Il a passé autant d’années dans un studio de danse que dans son atelier de peinture. Plus de deux décennies qu’il travaille à maîtriser le geste, le mouvement. Silvère Jarrosson n’a que 30 ans et déjà une belle carrière derrière lui, celle de danseur à l’Opéra de Paris interrompue à 18 ans par une blessure à la hanche à celle de peintre. Un parcours que l’on retrouve dans ses treize toiles réunies à l’exposition « Step In », une première aux États-Unis, jusqu’au jeudi 30 novembre à la galerie pop-up Antoine Chevalier dans Soho.
« À 18 ans, on est plein de rêves, on a la vie devant soi, c’est un âge où il est assez facile de se lancer dans quelque chose, assure Silvère Jarrosson, plein d’enthousiasme, pour expliquer sa capacité à rebondir après son accident. Je ne sais pas si j’aurais réussi à le faire à 30 ans ». La peinture, estime-t-il, est ce qui ce rapprochait le plus de la danse. Cette dernière reste à la genèse de son art, mais aussi les sciences. Diplômé d’un master de biologie, il scrute aujourd’hui sa peinture comme il observait autrefois un organisme vivant sur la lamelle du microscope. La morphogenèse – apparition des formes, au cœur de ses études scientifiques -, émerge dans chacun de ses tableaux, à l’issue d’un long travail physico-chimique sur la matière, l’acrylique et l’huile, et de l’observation de sa réaction : sa rétractation sous la chaleur, ses plissements, sa coagulation… La texture est ensuite retravaillée à la ponceuse, voire décapée à la térébenthine, afin de révéler les formes et les couleurs enfouies sous les couches successives – aboutissant à une surface étonnamment lisse des œuvres.
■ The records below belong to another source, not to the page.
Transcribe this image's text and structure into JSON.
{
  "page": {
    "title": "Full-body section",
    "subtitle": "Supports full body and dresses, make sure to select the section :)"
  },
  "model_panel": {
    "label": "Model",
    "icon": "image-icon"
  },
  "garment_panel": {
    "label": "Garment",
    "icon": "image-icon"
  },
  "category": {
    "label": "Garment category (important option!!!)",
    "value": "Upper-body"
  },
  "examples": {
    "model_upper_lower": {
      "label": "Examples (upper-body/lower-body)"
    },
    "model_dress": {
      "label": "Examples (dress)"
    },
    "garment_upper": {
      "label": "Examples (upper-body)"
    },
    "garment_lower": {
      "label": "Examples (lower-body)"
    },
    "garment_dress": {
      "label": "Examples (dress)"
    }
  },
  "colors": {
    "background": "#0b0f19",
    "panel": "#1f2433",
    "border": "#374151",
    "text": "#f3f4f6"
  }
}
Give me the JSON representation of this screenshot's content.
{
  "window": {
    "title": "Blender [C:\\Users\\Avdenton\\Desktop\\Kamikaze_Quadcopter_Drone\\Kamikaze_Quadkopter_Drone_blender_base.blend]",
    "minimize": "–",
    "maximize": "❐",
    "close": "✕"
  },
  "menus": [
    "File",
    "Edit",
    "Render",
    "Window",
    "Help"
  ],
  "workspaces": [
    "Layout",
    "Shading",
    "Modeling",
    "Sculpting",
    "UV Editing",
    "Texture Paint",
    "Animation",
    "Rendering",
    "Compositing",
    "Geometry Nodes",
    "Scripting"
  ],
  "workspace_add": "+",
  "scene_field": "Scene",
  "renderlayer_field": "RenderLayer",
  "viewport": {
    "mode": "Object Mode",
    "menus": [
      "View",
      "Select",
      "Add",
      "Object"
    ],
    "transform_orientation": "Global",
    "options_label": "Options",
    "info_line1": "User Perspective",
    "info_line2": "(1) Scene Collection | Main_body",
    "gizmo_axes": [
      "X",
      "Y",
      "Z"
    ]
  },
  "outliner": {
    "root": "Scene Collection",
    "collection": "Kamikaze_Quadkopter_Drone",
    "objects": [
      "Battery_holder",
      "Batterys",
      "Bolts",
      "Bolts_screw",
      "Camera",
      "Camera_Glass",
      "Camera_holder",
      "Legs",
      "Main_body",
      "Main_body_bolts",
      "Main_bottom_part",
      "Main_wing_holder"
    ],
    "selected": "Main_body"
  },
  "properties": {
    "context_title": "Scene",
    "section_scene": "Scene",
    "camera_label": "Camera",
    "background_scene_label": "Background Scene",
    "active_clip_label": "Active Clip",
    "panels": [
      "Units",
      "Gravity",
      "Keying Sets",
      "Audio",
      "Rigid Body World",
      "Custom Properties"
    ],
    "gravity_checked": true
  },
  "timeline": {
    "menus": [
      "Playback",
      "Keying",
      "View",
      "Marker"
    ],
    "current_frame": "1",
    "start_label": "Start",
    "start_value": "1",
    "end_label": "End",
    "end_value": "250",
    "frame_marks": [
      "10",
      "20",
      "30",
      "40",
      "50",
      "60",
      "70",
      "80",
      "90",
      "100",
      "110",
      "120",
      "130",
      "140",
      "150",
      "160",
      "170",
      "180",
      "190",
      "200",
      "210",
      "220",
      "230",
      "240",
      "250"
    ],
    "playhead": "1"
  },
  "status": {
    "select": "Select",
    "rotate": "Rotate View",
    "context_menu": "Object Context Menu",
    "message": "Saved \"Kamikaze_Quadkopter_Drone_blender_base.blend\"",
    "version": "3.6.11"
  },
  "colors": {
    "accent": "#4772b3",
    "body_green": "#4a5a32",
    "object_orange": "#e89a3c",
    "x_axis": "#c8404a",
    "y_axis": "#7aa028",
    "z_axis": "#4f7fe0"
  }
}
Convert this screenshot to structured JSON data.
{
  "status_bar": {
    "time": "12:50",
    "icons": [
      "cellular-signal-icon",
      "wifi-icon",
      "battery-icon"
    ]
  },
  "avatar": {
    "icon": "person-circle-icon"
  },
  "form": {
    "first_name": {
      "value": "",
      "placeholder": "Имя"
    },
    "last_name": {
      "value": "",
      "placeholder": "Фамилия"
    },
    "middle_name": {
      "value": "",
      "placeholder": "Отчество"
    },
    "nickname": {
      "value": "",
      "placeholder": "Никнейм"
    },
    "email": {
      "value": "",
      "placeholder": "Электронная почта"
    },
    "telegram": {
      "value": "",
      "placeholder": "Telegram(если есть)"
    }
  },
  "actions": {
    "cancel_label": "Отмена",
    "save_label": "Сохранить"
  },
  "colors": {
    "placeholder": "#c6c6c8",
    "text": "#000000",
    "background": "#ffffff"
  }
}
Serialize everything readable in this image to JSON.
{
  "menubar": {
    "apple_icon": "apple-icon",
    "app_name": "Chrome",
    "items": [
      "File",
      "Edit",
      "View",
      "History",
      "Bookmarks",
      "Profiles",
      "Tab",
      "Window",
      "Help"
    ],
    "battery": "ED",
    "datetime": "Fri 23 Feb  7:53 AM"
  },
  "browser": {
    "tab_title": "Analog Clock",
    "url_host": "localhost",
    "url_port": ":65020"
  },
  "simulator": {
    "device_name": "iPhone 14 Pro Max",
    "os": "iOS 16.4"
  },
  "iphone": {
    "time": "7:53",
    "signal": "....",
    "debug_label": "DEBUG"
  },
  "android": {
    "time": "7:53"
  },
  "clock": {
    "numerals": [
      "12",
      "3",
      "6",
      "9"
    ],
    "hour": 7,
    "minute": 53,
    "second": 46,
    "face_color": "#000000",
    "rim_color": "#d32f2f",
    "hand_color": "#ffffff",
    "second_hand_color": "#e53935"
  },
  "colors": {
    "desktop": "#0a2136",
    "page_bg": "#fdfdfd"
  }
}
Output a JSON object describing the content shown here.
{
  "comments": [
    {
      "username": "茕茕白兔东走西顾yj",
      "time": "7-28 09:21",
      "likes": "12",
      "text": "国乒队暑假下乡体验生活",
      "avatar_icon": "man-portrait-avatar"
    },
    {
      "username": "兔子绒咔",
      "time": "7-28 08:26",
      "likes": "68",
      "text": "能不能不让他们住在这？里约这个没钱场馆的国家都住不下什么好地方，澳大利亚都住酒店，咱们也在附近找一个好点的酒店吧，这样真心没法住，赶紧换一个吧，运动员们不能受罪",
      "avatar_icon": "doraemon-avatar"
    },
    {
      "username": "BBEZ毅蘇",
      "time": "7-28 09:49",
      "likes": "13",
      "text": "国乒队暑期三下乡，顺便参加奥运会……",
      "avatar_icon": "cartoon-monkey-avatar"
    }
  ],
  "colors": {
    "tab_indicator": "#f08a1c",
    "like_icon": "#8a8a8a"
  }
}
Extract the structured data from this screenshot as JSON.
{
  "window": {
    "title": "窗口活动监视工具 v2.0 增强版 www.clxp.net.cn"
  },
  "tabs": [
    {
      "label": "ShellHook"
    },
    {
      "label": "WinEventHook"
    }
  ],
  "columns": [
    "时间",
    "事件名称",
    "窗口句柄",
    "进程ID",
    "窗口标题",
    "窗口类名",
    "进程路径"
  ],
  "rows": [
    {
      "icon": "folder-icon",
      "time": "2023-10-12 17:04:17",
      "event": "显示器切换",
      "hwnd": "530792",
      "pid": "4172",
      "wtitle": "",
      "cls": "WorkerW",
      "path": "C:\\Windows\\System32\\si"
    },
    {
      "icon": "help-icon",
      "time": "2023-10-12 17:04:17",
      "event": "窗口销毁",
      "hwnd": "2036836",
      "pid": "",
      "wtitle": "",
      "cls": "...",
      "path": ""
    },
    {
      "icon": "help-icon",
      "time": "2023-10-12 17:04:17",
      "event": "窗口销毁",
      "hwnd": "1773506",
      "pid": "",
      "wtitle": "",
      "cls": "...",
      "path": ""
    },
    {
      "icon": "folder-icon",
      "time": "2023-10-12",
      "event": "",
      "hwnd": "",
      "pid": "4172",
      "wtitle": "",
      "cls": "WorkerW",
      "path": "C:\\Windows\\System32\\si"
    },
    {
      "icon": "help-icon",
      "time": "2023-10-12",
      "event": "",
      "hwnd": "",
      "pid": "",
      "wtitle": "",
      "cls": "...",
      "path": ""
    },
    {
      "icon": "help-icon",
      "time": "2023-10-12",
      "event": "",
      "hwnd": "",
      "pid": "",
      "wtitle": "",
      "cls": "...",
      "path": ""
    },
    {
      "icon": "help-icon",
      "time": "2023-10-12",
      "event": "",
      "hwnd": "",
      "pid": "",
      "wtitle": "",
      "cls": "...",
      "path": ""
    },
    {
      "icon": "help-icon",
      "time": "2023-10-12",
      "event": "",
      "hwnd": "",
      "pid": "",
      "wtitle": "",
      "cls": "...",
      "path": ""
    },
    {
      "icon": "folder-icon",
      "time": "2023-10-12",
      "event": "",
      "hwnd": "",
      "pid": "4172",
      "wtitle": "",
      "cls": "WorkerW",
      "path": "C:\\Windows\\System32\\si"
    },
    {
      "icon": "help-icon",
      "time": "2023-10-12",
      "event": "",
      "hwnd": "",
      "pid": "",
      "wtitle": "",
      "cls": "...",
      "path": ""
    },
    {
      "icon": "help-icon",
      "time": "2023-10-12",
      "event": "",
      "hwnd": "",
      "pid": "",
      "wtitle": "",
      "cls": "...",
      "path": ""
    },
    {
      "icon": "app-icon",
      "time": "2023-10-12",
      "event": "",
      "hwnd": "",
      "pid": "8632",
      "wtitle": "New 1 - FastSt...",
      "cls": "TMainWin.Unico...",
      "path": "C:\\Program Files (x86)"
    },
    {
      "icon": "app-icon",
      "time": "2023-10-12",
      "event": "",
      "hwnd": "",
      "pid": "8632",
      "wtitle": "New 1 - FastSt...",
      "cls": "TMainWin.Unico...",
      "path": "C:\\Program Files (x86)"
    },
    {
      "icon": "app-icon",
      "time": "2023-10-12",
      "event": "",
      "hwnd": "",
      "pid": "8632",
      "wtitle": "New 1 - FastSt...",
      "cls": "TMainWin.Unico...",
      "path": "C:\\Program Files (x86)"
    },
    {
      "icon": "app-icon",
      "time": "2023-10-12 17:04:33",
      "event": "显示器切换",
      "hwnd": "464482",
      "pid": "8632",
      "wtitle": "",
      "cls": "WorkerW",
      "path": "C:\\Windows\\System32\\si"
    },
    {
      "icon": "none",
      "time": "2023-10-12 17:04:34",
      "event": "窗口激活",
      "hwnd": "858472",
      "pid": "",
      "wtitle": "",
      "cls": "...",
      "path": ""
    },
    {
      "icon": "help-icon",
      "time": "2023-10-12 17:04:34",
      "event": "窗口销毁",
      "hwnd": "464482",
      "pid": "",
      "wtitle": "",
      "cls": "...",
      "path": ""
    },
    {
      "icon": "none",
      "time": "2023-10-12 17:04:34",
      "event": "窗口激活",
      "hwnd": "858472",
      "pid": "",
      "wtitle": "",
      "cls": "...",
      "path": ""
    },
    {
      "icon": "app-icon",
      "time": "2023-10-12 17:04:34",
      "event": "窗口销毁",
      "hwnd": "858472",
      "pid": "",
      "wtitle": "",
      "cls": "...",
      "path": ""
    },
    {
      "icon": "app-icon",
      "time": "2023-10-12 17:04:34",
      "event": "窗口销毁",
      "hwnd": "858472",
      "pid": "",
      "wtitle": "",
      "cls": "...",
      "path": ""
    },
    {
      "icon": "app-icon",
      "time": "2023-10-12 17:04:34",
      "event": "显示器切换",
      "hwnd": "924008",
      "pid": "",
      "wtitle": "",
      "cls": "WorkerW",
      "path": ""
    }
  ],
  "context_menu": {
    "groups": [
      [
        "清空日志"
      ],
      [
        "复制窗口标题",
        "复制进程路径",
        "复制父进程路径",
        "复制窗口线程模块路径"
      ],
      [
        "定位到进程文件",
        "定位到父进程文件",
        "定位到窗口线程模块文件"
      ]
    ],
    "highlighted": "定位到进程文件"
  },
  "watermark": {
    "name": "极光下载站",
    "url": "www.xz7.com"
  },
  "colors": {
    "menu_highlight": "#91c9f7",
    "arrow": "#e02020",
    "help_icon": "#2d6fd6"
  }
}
Cette maîtrise du mouvement hasardeux de départ aboutit à un mélange détonant d’inerte et de vivant, de géologique « très froid, très cassant comme la roche » et d’organique « fluide, léger », une sensation que l’on peut éprouver entre les parois ondulantes de roches ocres de certains parcs de l’Ouest américain (Antilope Park) – pas étonnant quand on connaît la passion de Silvère Jarrosson pour les grandes randonnées.
Le noir est omniprésent, un pigment très résistant qui, dilué, « peut virer soit dans des couleurs chaudes dans les bruns, soit dans les couleurs froides et ça va devenir légèrement bleuté » explique l’artiste. C’est d’ailleurs ce « noir profond et le travail des couleurs, l’énergie qui s’en dégage » qui ont attiré l’œil d’Antoine Chevalier. « Et j’aime l’artiste, l’humain », confie encore l’ancien conseiller artistique, qui entame, avec cette première exposition pop-up, une carrière de galeriste à New York. Les deux hommes ont déjà travaillé ensemble, notamment pour la décoration d’un hôtel parisien en collaboration avec l’architecte d’intérieur Delphine Mauroit.
Car en France, Silvère Jarrosson est loin d’être un inconnu. En 2021, l’hôpital de la Pitié-Salpêtrière à Paris lui commande des œuvres monumentales pour la Chapelle Saint-Louis. Dans le même temps, l’artiste a exposé, sous forme de dialogue avec des œuvres d’Olivier Debré, à la Galerie Faidherbe. Le Musée Unterlinden de Colmar lui a consacré une exposition, l’une de ses œuvres monumentales est aujourd’hui exposée dans le foyer de l’Opéra Bastille et le Muséum d’Histoire naturelle de Paris lui va l’inclure dans sa prochaine exposition.
Premier plongeon donc outre-Atlantique pour Silvère Jarrosson, qui n’envisageait pas évoluer artistiquement sans venir aux États-Unis. Une première étape intimidante, avoue-t-il, car « quand on est un petit Frenchy et qu’on ne connait personne, c’est un peu impressionnant ». Antoine Chevalier saura le guider à New York et comme le lui a enseigné ses années de danse, un pas après l’autre.
« Step In » à la galerie Antoine Chevalier, (Instagram et TikTok), 41 Wooster Street. Jusqu’au 30 novembre. Ouvert tous les jours de 12pm à 7pm.
Sont exposées également jusqu’au 30 novembre des œuvres de Valérie Chiche.